O sentimento do mercado foi abalado na quarta-feira com relatos de ataques dos EUA a sistemas de defesa e radares do Irã e ataques retaliatórios de Teerã contra forças dos EUA no Bahrein, adicionando pressão a um cessar-fogo já frágil. A reação do mercado, no entanto, tem sido contida até agora, com o Dólar dos EUA e os preços do petróleo mantendo um tom moderadamente negativo.
O foco principal na quarta-feira é o relatório de inflação ao consumidor de maio dos EUA, que deve mostrar que as pressões inflacionárias aceleraram para máximas de três anos. Esses dados seguem um relatório brilhante de Empregos Não Agrícolas (NFP) na sexta-feira, criando as condições para um aperto monetário pelo Federal Reserve (Fed).

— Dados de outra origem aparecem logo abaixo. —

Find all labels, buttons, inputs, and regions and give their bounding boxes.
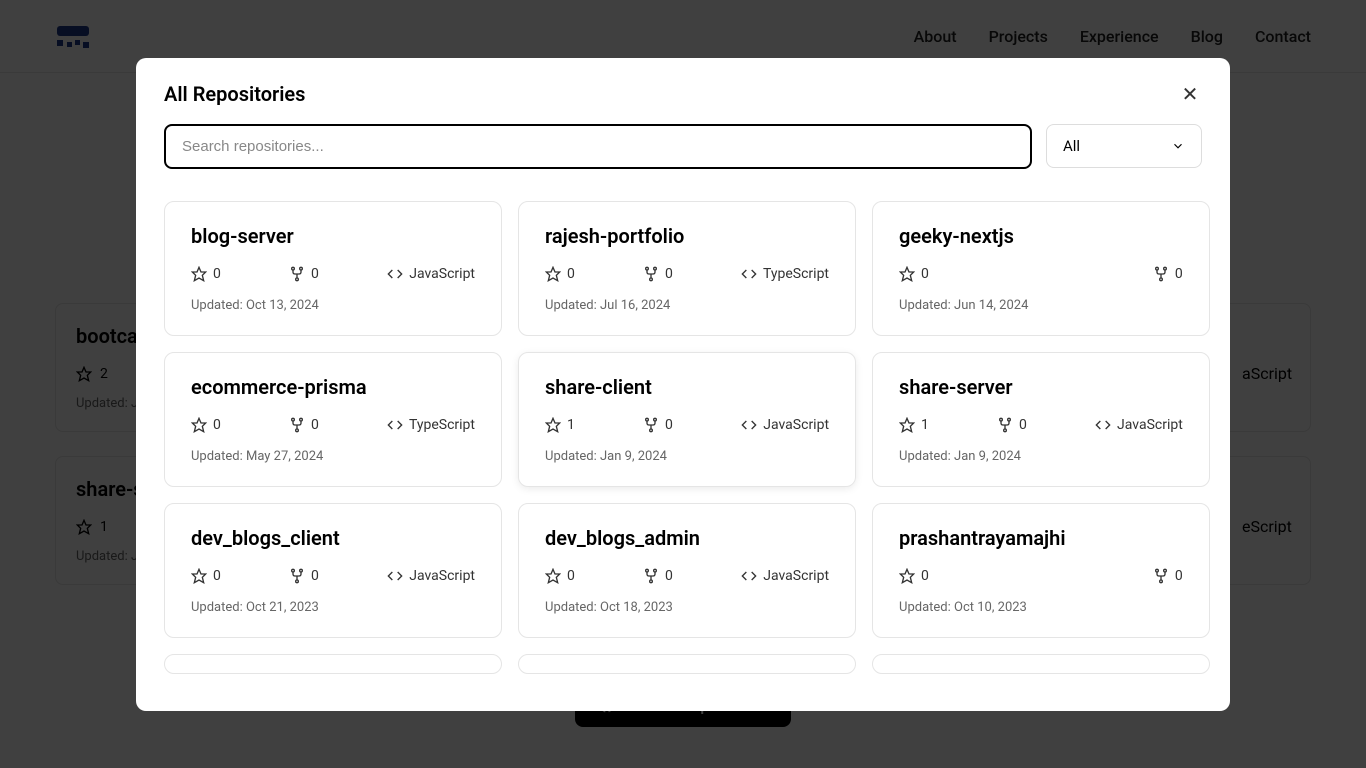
repo-name: dev_blogs_client [191, 526, 475, 550]
repo-card[interactable]: rajesh-portfolio 0 0 TypeScript Updated: Jul… [518, 201, 856, 336]
code-icon [387, 266, 403, 282]
repo-lang: JavaScript [409, 266, 475, 282]
repo-lang: TypeScript [763, 266, 829, 282]
filter-value: All [1063, 137, 1080, 155]
repo-stars: 0 [213, 417, 221, 433]
fork-icon [1153, 266, 1169, 282]
star-icon [545, 417, 561, 433]
close-button[interactable]: ✕ [1178, 82, 1202, 106]
repo-stars: 1 [921, 417, 929, 433]
repo-stars: 0 [213, 568, 221, 584]
repo-stars: 0 [213, 266, 221, 282]
repo-card[interactable]: geeky-nextjs 0 0 Updated: Jun 14, 2024 [872, 201, 1210, 336]
fork-icon [289, 568, 305, 584]
star-icon [899, 417, 915, 433]
repo-card[interactable] [518, 654, 856, 674]
repo-stars: 0 [921, 266, 929, 282]
repo-card[interactable] [872, 654, 1210, 674]
close-icon: ✕ [1182, 82, 1199, 106]
fork-icon [289, 417, 305, 433]
repo-stars: 1 [567, 417, 575, 433]
fork-icon [643, 417, 659, 433]
star-icon [545, 568, 561, 584]
repo-name: prashantrayamajhi [899, 526, 1183, 550]
star-icon [899, 266, 915, 282]
star-icon [191, 266, 207, 282]
repo-card[interactable]: dev_blogs_admin 0 0 JavaScript Updated: Oct … [518, 503, 856, 638]
repo-forks: 0 [1175, 266, 1183, 282]
repositories-modal: All Repositories ✕ All blog-server 0 0 Java… [136, 58, 1230, 711]
repo-name: blog-server [191, 224, 475, 248]
code-icon [741, 266, 757, 282]
repo-card[interactable]: blog-server 0 0 JavaScript Updated: Oct 13, … [164, 201, 502, 336]
star-icon [191, 568, 207, 584]
chevron-down-icon [1171, 139, 1185, 153]
repo-card[interactable]: share-client 1 0 JavaScript Updated: Jan 9, … [518, 352, 856, 487]
repo-name: rajesh-portfolio [545, 224, 829, 248]
code-icon [741, 417, 757, 433]
repo-forks: 0 [665, 417, 673, 433]
modal-title: All Repositories [164, 82, 305, 106]
fork-icon [643, 266, 659, 282]
repo-lang: JavaScript [763, 417, 829, 433]
repo-card[interactable] [164, 654, 502, 674]
repo-card[interactable]: dev_blogs_client 0 0 JavaScript Updated: Oct… [164, 503, 502, 638]
repo-card[interactable]: share-server 1 0 JavaScript Updated: Jan 9, … [872, 352, 1210, 487]
fork-icon [1153, 568, 1169, 584]
repo-lang: JavaScript [1117, 417, 1183, 433]
star-icon [191, 417, 207, 433]
repo-forks: 0 [311, 266, 319, 282]
repo-name: share-client [545, 375, 829, 399]
repo-name: dev_blogs_admin [545, 526, 829, 550]
repo-updated: Updated: Jan 9, 2024 [545, 449, 829, 464]
star-icon [545, 266, 561, 282]
repo-lang: JavaScript [409, 568, 475, 584]
repo-forks: 0 [1019, 417, 1027, 433]
fork-icon [997, 417, 1013, 433]
repo-card[interactable]: prashantrayamajhi 0 0 Updated: Oct 10, 2023 [872, 503, 1210, 638]
repo-name: share-server [899, 375, 1183, 399]
repo-card[interactable]: ecommerce-prisma 0 0 TypeScript Updated: May… [164, 352, 502, 487]
repo-forks: 0 [1175, 568, 1183, 584]
repo-updated: Updated: Oct 18, 2023 [545, 600, 829, 615]
repo-name: geeky-nextjs [899, 224, 1183, 248]
code-icon [387, 568, 403, 584]
repo-updated: Updated: May 27, 2024 [191, 449, 475, 464]
repo-updated: Updated: Oct 10, 2023 [899, 600, 1183, 615]
repo-updated: Updated: Jul 16, 2024 [545, 298, 829, 313]
code-icon [1095, 417, 1111, 433]
repo-name: ecommerce-prisma [191, 375, 475, 399]
repo-updated: Updated: Oct 13, 2024 [191, 298, 475, 313]
code-icon [387, 417, 403, 433]
repo-lang: JavaScript [763, 568, 829, 584]
repo-updated: Updated: Oct 21, 2023 [191, 600, 475, 615]
fork-icon [643, 568, 659, 584]
filter-select[interactable]: All [1046, 124, 1202, 168]
repo-updated: Updated: Jan 9, 2024 [899, 449, 1183, 464]
repo-updated: Updated: Jun 14, 2024 [899, 298, 1183, 313]
repo-forks: 0 [665, 568, 673, 584]
fork-icon [289, 266, 305, 282]
repo-forks: 0 [665, 266, 673, 282]
repo-stars: 0 [567, 568, 575, 584]
code-icon [741, 568, 757, 584]
star-icon [899, 568, 915, 584]
search-input[interactable] [164, 124, 1032, 169]
repo-lang: TypeScript [409, 417, 475, 433]
repo-forks: 0 [311, 568, 319, 584]
repo-stars: 0 [567, 266, 575, 282]
repo-forks: 0 [311, 417, 319, 433]
repo-stars: 0 [921, 568, 929, 584]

“O Dólar dos EUA não é mais simplesmente uma operação de refúgio seguro, pois está se tornando novamente uma operação de inflação”, disse Vitalii Bulynin, CEO da Versus Trade. “Se o petróleo permanecer elevado e os dados dos EUA continuarem mostrando força, o mercado pode ter que esperar que o Fed mantenha as taxas de juros mais altas por mais tempo, apoiando o Dólar”, acrescentou.
Análise Técnica: O Euro permanece vulnerável abaixo de 1.1575
O EUR/USD continua oscilando em uma faixa estreita acima de 1.1505, destacando o viés de curto prazo negativo. O momentum é levemente negativo, em gráficos de 4 horas com o Índice de Força Relativa (RSI) oscillando logo abaixo da linha 50 e o indicador MACD em território positivo raso, o que sugere que a pressão de baixa está aliviando, mas ainda não forte o suficiente para inverter a estrutura.
Os touros precisariam confirmar acima do fundo da faixa das últimas três semanas, em 1.1575, para aliviar a pressão negativa e mirar as máximas de 4 e 5 de junho, em torno de 1.1645, antes das máximas do final de maio, em 1.1685.
Em baixa, os mínimos da sessão estão perto de 1.1530, embora o suporte principal seja o mínimo de segunda-feira em 1.1505, que se alinha com o piso de negociação de abril. Mais abaixo, os ursos provavelmente serão tentados a testar o mínimo de 30 de março, em 1.1443.
(A análise técnica desta história foi escrita com a ajuda de uma ferramenta de IA.)